We’ve discussed the importance of expert selection. But even if you’re speaking to the right people, the challenge becomes making sense of all these information streams. And once insights have been gathered, the difficulty can be translating them into actions. A 100-page transcript from an over-time session contains a lot of data, but how does that translate into business value? How does it keep work moving along the continuum, and how does it roll up to a strategic goal?

For example, our platform uses AI-powered natural language processing that surfaces prevailing sentiment from asynchronous sessions, and lets teams see the impact of expert insight over time.

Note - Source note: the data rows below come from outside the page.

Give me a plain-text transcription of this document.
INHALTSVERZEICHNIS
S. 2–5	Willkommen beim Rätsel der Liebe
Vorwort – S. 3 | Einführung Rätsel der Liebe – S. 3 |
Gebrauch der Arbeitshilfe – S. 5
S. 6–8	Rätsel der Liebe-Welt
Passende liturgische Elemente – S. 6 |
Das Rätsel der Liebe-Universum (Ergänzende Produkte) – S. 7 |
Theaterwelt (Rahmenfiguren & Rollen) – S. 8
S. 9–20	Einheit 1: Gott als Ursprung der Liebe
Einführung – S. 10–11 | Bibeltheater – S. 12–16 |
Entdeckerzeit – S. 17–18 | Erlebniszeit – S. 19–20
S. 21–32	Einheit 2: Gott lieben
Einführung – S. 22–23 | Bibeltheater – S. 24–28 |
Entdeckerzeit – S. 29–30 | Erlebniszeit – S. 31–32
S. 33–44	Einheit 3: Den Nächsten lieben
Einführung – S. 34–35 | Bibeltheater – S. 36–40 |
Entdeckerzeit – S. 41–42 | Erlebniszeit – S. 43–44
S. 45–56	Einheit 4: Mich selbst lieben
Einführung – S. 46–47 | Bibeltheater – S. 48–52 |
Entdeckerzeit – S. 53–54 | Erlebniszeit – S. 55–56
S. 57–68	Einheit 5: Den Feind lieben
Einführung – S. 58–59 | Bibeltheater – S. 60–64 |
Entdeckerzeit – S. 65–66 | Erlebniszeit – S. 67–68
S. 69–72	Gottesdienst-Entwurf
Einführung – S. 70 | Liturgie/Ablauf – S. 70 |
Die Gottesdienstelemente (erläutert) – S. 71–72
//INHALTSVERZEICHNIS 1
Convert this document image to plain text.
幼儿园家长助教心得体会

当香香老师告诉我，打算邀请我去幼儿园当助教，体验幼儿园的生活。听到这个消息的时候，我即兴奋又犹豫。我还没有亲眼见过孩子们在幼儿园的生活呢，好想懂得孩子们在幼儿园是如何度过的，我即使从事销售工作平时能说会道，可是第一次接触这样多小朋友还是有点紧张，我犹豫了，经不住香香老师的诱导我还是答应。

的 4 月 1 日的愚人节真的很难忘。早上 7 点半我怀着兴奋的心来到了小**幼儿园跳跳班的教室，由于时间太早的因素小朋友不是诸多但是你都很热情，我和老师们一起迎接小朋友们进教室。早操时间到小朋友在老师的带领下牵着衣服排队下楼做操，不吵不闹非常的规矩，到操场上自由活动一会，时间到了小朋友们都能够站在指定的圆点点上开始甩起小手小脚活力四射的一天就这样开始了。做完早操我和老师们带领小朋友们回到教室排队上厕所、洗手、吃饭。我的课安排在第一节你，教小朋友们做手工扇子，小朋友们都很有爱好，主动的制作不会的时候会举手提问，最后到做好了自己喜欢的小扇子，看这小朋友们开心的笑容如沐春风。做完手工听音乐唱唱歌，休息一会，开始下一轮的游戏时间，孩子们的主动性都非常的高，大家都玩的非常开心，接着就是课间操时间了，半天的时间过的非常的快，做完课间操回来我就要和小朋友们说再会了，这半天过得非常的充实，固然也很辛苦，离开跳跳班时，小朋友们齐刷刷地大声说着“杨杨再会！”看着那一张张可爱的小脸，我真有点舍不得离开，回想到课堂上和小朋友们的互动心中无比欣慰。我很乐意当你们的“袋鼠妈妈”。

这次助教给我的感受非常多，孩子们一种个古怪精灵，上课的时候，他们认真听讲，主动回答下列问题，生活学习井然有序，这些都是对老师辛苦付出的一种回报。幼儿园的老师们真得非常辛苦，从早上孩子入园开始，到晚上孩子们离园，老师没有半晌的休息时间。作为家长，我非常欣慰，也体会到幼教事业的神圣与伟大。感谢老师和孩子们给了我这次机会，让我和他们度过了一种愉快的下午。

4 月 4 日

It’s a significant difference from the more fragmented process teams may be used to, but can save a lot of time by getting the best out of the work they’ve already put in.

We’ve found that helping teams approach insights management as one tech-enabled process rather than many different, distinct, disorganized processes helps them get much more value from their insight-gathering and be more equipped to make better decisions.

What impact can insights management have on increasing diversity and inclusion in pharma?

Better insights management can change everything - from the KOLs you engage, and the patients you recruit, to your understanding of a disease community. How diverse is the experience of the KOLs you talk to? Are you only engaging physicians, or would you also benefit from talking to nurses or researchers? Do you only engage with patients from one region of the world, or could you learn more by going global? What could you learn from knowing what patient advocates are saying? And are you limiting your knowledge by relying on engaging people in one specific type of venue?

Insights management helps life science organizations have more confidence in the picture they’re getting – of a disease, a therapy, the patient experience. They can tap into expertise that wasn’t previously available to them.

When it comes to gathering insights, asynchronous discussions tend to increase diversity because they lower the barriers to engagement. For instance, patients have a variety of reasons why they might not participate in a live virtual or in-person meeting. Work, school, family commitments, or health reasons are all barriers to participation. But being given the opportunity to contribute on their own schedule, from their own home, when they’re feeling up to it, means more patients can share their perspectives. And that’s very valuable to most pharmaceutical organizations.

The same goes for doctors and other HCPs – we know that when people can take time to focus and do deep work, they provide both a higher volume and higher quality of insights, which enables life science teams to make better business decisions.

What is the biggest challenge for pharma companies in solving the insights gap?

Like many problems in the life science space, companies are facing a multitude of factors, from industry-wide challenges like accelerated timelines and cost pressures to more mundane things like outdated systems, communication issues, and work silos. These are areas where the insights gap can thrive.

What encourages life science organizations to view insights management as a single issue, and one that’s best handled by a single solution? Not only does this build in more efficiency and save more time, but it makes them better at their jobs by allowing a higher degree of precision and more currency in terms of new, relevant data. And better insights management results in the ability to be more strategic and get more value from the insights they’d collect anyway.